Home > Climate breakdown, climate change, Uncategorized > Newfoundland preps for more offshore oil as climate crisis deepens

Newfoundland preps for more offshore oil as climate crisis deepens

September 18, 2019 Leave a comment Go to comments

An advance leak from the forthcoming United Nations (U.N.) Intergovernmental Panel on Climate Change (IPCC) report on Oceans and Cryosphere confirms that the climate crisis is deepening. According to the leak, the U.N. report concludes that changes to global oceans, glaciers, and melting permafrost will unleash disaster upon the world including drought, floods, hunger and destruction unless dramatic action is taken to reduce global carbon emissions immediately.

It is against this backdrop that the province of Newfoundland and Labrador has announced plans to drill 100 new offshore exploration wells and dramatically increase its oil production by 2030, thereby roughly tripling the oil and gas sector’s carbon emissions. The province is currently carrying out a Regional Strategic Environmental Assessment (RSEA) of its offshore exploration drilling plans, which included a climate change session.

As a participant in this process, I made the simple mathematical point during one of the sessions that the province cannot possibly meet its 2030 greenhouse gas emissions target if it proceeds with its drilling plans in the offshore. What’s more, carbon emissions from the full production of currently operating oil and gas fields and coal mines across the world will already lead to a global temperature rise above the 2 degrees Celsius limit set in Paris in 2017 by the U.N., much less the aspirational 1.5C target.

Newfoundland and Labrador’s emissions target for 2030 is 6.9 million tonnes (megatonnes) of carbon dioxide. If the province triples oil production as it intends to do, this would mean that emissions from this sector alone in 2030 would account for an estimated 4.9 Mt of this target, or 71%, making it virtually impossible for the province to reach its emissions reduction goals.

Representatives of oil companies attending the RSEA session responded by saying that, while this analysis is true, Newfoundland and Labrador’s contribution to Canada’s and the planet’s carbon emissions is small and therefore inconsequential. Moreover, the world will need oil for the foreseeable future so if oil and gas is not produced in the province, it will simply be produced elsewhere. This response is commonly heard in defense of the oil and gas industry in Canada in an effort to stymie efforts to reign in emissions and question the long-term viability of the industry.

Here’s the thing. Either we are serious about our Paris commitments or we are not. We cannot pretend we will meet our global emissions reduction targets while continuing to expand fossil fuel production at the same time. This is what is commonly known as cognitive dissonance, the act of holding two contradictory ideas in one’s head at the same time and believing them both to be true.

It is simply not true that that the world will continue to use oil and gas long at increasing rates into the future *IF* we are serious about our carbon reduction commitments. Asserting the future inevitability of oil and gas is a bet against Canada and the world meeting its Paris targets. If on the other hand, we are serious about meeting the Paris targets, then the demise of oil and gas becomes a mathematical inevitability. We cannot both expand fossil fuel production AND reduce emissions at the same time.

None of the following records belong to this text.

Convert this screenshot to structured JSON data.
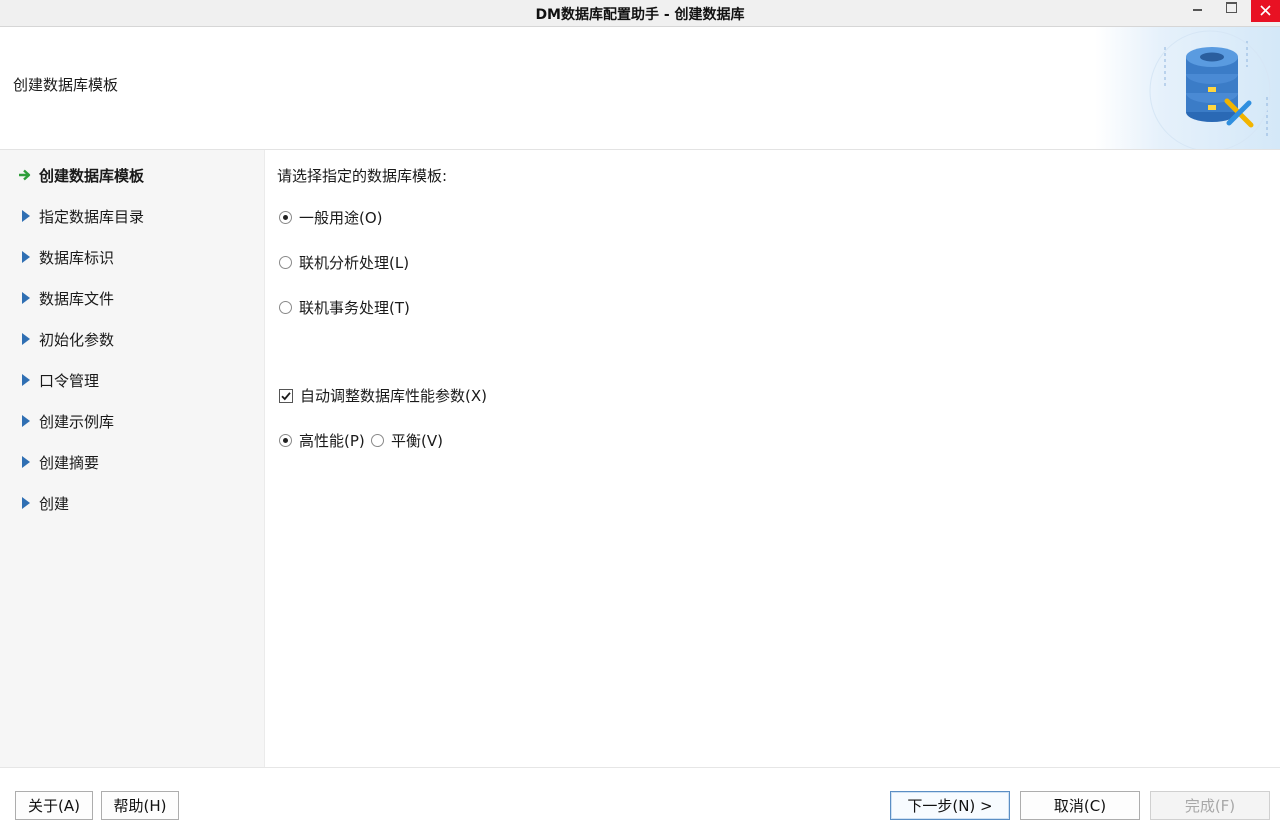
{
  "window": {
    "title": "DM数据库配置助手 - 创建数据库",
    "controls": {
      "minimize": "minimize-icon",
      "maximize": "maximize-icon",
      "close": "close-icon"
    }
  },
  "header": {
    "subtitle": "创建数据库模板",
    "banner_icon": "database-wrench-icon"
  },
  "sidebar": {
    "steps": [
      {
        "label": "创建数据库模板",
        "active": true,
        "icon": "green-arrow-icon"
      },
      {
        "label": "指定数据库目录",
        "active": false,
        "icon": "triangle-right-icon"
      },
      {
        "label": "数据库标识",
        "active": false,
        "icon": "triangle-right-icon"
      },
      {
        "label": "数据库文件",
        "active": false,
        "icon": "triangle-right-icon"
      },
      {
        "label": "初始化参数",
        "active": false,
        "icon": "triangle-right-icon"
      },
      {
        "label": "口令管理",
        "active": false,
        "icon": "triangle-right-icon"
      },
      {
        "label": "创建示例库",
        "active": false,
        "icon": "triangle-right-icon"
      },
      {
        "label": "创建摘要",
        "active": false,
        "icon": "triangle-right-icon"
      },
      {
        "label": "创建",
        "active": false,
        "icon": "triangle-right-icon"
      }
    ]
  },
  "main": {
    "prompt": "请选择指定的数据库模板:",
    "templates": [
      {
        "label": "一般用途(O)",
        "selected": true
      },
      {
        "label": "联机分析处理(L)",
        "selected": false
      },
      {
        "label": "联机事务处理(T)",
        "selected": false
      }
    ],
    "auto_tune": {
      "label": "自动调整数据库性能参数(X)",
      "checked": true
    },
    "tune_modes": [
      {
        "label": "高性能(P)",
        "selected": true
      },
      {
        "label": "平衡(V)",
        "selected": false
      }
    ]
  },
  "footer": {
    "about": "关于(A)",
    "help": "帮助(H)",
    "next": "下一步(N) >",
    "cancel": "取消(C)",
    "finish": "完成(F)"
  },
  "colors": {
    "accent": "#2f6fb3",
    "active_arrow": "#2e9e3a",
    "close_button": "#e81123"
  }
}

While it is true that some energy projections assert that the world will continue to need fossil fuels for decades to come, this is not the case if the world is to stay within 2C of warming, let alone 1.5 degrees. The International Energy Agency’s World Energy Outlook in 2012 stated that “No more than one-third of proven reserves of fossil fuels can be burned, leaving up to 80% of assets technically unburnable.” In 2015, the Bank of England warned that policies designed to limit carbon emissions could mean some fossil fuels become “stranded assets”, with the Bank’s governor adding that “the vast majority of reserves are unburnable if global temperature rises are to be limited to below 2 degrees C.” Even the oil giant Shell conceded in 2013 “in a world where the 2C limit is imposed and achieved, most of the future value generation of the companies involved will never be realized.”

The province of Newfoundland and Labrador, as well of the rest of Canada, has come to a moment of reckoning. Why even bother setting targets in the first place if we are not serious about meeting them?